What is interesting is that I guess the average google employee is in a good enough position in life to either afford birth control, get an abortion if they need one, or simply figure out how to make an unwanted pregnancy a good situation for their family. So I’m not really sure how this helps their employees other than making them look like they care about the most recent dramatic thing.
Depends what you mean really, as much as 60% are against abortion after a fetus can feel pain (debated: 7-28 weeks), with another 20% undecided and only 20% support abortion.
Most people just don’t know how to have an informed discussion.
What overturning Roe really does is allow states to set the threshold. Roe prescribed a method of determining whether an abortion was legal — “viability”.
Now you can have Colorado having after birth abortions (seriously legislated) and Texas banning abortions after heart beat and Alabama banning all abortions.
I’ve searched and I cannot find data that say half of America wants abortion made completely illegal (as it is in several states right now and will be in more shortly due to trigger laws).
Can you please share where you get your 50/50 split from?
> Roe v Wade only prevented legislation from finding a solution.

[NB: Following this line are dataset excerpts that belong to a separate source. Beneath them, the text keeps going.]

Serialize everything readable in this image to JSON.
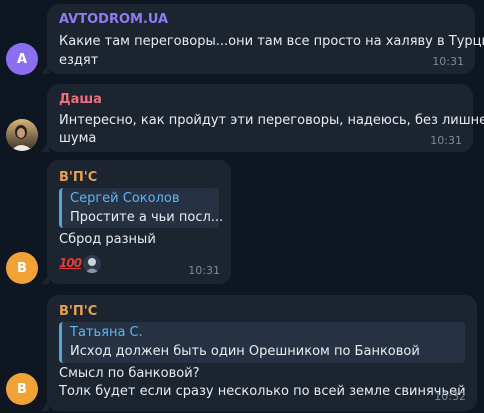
{
  "messages": [
    {
      "avatar_letter": "A",
      "sender": "AVTODROM.UA",
      "sender_color": "#8f7cf0",
      "lines": [
        "Какие там переговоры...они там все просто на халяву в Турцию",
        "ездят"
      ],
      "time": "10:31"
    },
    {
      "sender": "Даша",
      "sender_color": "#ef6d7c",
      "lines": [
        "Интересно, как пройдут эти переговоры, надеюсь, без лишнего",
        "шума"
      ],
      "time": "10:31"
    },
    {
      "avatar_letter": "В",
      "sender": "В'П'С",
      "sender_color": "#e6a052",
      "quote": {
        "name": "Сергей Соколов",
        "text": "Простите а чьи посл..."
      },
      "lines": [
        "Сброд разный"
      ],
      "reactions": [
        "100"
      ],
      "time": "10:31"
    },
    {
      "avatar_letter": "В",
      "sender": "В'П'С",
      "sender_color": "#e6a052",
      "quote": {
        "name": "Татьяна С.",
        "text": "Исход должен быть один Орешником по Банковой"
      },
      "lines": [
        "Смысл по банковой?",
        "Толк будет если сразу несколько по всей земле свинячьей"
      ],
      "time": "10:32"
    }
  ],
  "colors": {
    "background": "#0e1621",
    "bubble": "#1c2430",
    "avatar_purple": "#8a6ff0",
    "avatar_orange": "#f0a237",
    "quote_accent": "#4fa9d8",
    "timestamp": "#7f8b96"
  }
}
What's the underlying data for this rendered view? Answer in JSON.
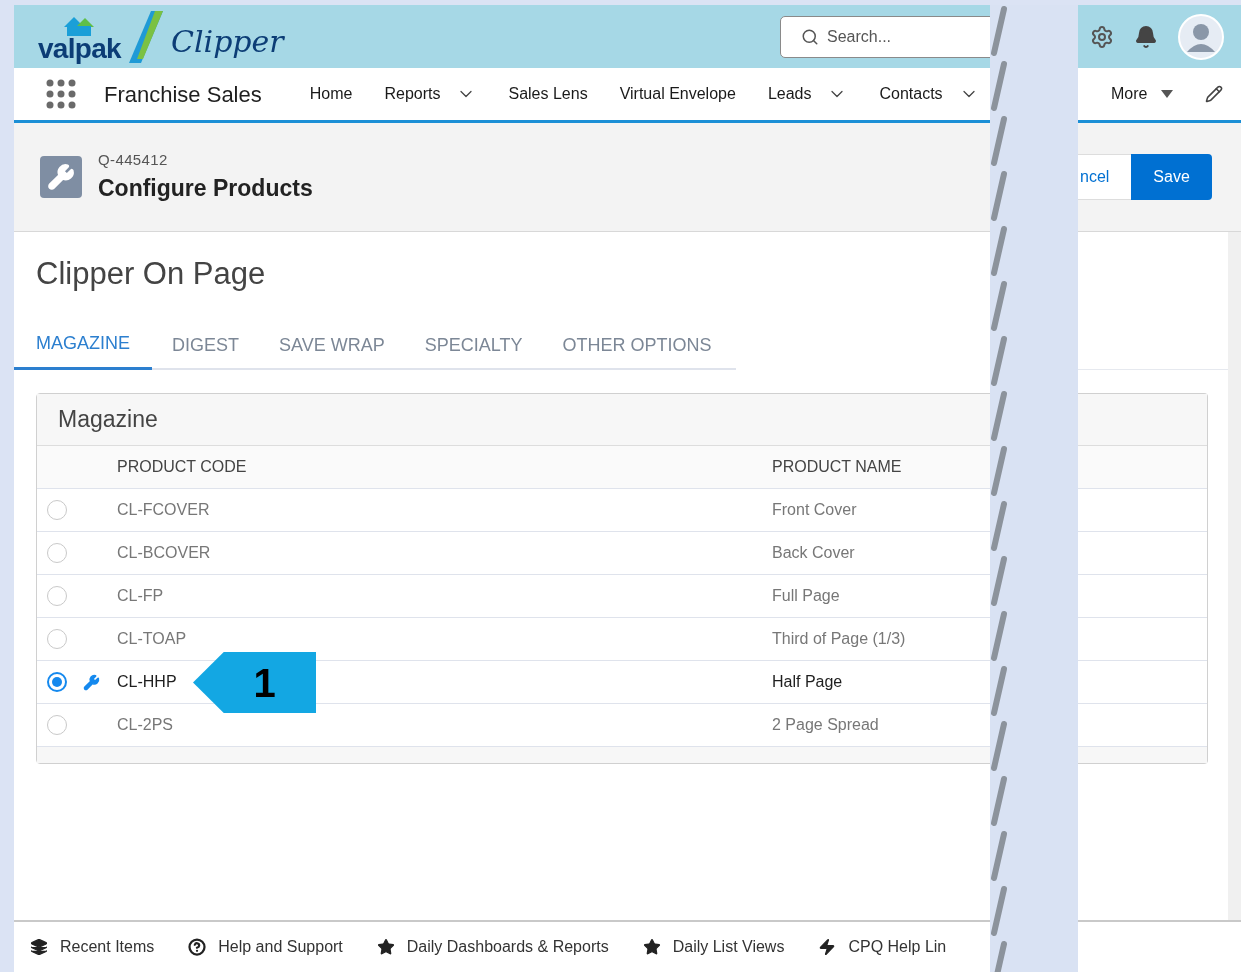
{
  "brand": {
    "logo_left": "valpak",
    "logo_right": "Clipper"
  },
  "search": {
    "placeholder": "Search..."
  },
  "app_name": "Franchise Sales",
  "nav": [
    {
      "label": "Home",
      "dropdown": false
    },
    {
      "label": "Reports",
      "dropdown": true
    },
    {
      "label": "Sales Lens",
      "dropdown": false
    },
    {
      "label": "Virtual Envelope",
      "dropdown": false
    },
    {
      "label": "Leads",
      "dropdown": true
    },
    {
      "label": "Contacts",
      "dropdown": true
    }
  ],
  "nav_more": "More",
  "record": {
    "id": "Q-445412",
    "title": "Configure Products"
  },
  "actions": [
    {
      "label": "ncel",
      "kind": "secondary"
    },
    {
      "label": "Save",
      "kind": "primary"
    }
  ],
  "section_title": "Clipper On Page",
  "tabs": [
    {
      "label": "MAGAZINE",
      "selected": true
    },
    {
      "label": "DIGEST",
      "selected": false
    },
    {
      "label": "SAVE WRAP",
      "selected": false
    },
    {
      "label": "SPECIALTY",
      "selected": false
    },
    {
      "label": "OTHER OPTIONS",
      "selected": false
    }
  ],
  "table": {
    "title": "Magazine",
    "columns": [
      "PRODUCT CODE",
      "PRODUCT NAME"
    ],
    "rows": [
      {
        "code": "CL-FCOVER",
        "name": "Front Cover",
        "selected": false
      },
      {
        "code": "CL-BCOVER",
        "name": "Back Cover",
        "selected": false
      },
      {
        "code": "CL-FP",
        "name": "Full Page",
        "selected": false
      },
      {
        "code": "CL-TOAP",
        "name": "Third of Page (1/3)",
        "selected": false
      },
      {
        "code": "CL-HHP",
        "name": "Half Page",
        "selected": true
      },
      {
        "code": "CL-2PS",
        "name": "2 Page Spread",
        "selected": false
      }
    ]
  },
  "callout": {
    "label": "1"
  },
  "utility_bar": [
    "Recent Items",
    "Help and Support",
    "Daily Dashboards & Reports",
    "Daily List Views",
    "CPQ Help Lin"
  ]
}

Roe only? Roe made safe abortions available to millions — it reshaped society.
If the argument against Roe is that fertilized embryos are killed, then we need to make sure in-vitro fertilization is stopped where abortion is as well.
As one anti-abortion politician said “The egg in the lab doesn’t apply. It’s not in a woman.”
I don’t believe you and I think you’re the one in the bubble.
Your turn.
Also; did you even read my comment before replying to it? Come on, brother. It is obvious that I am talking about Google employees.
It’s not 50/50 at Google or any of the big tech companies.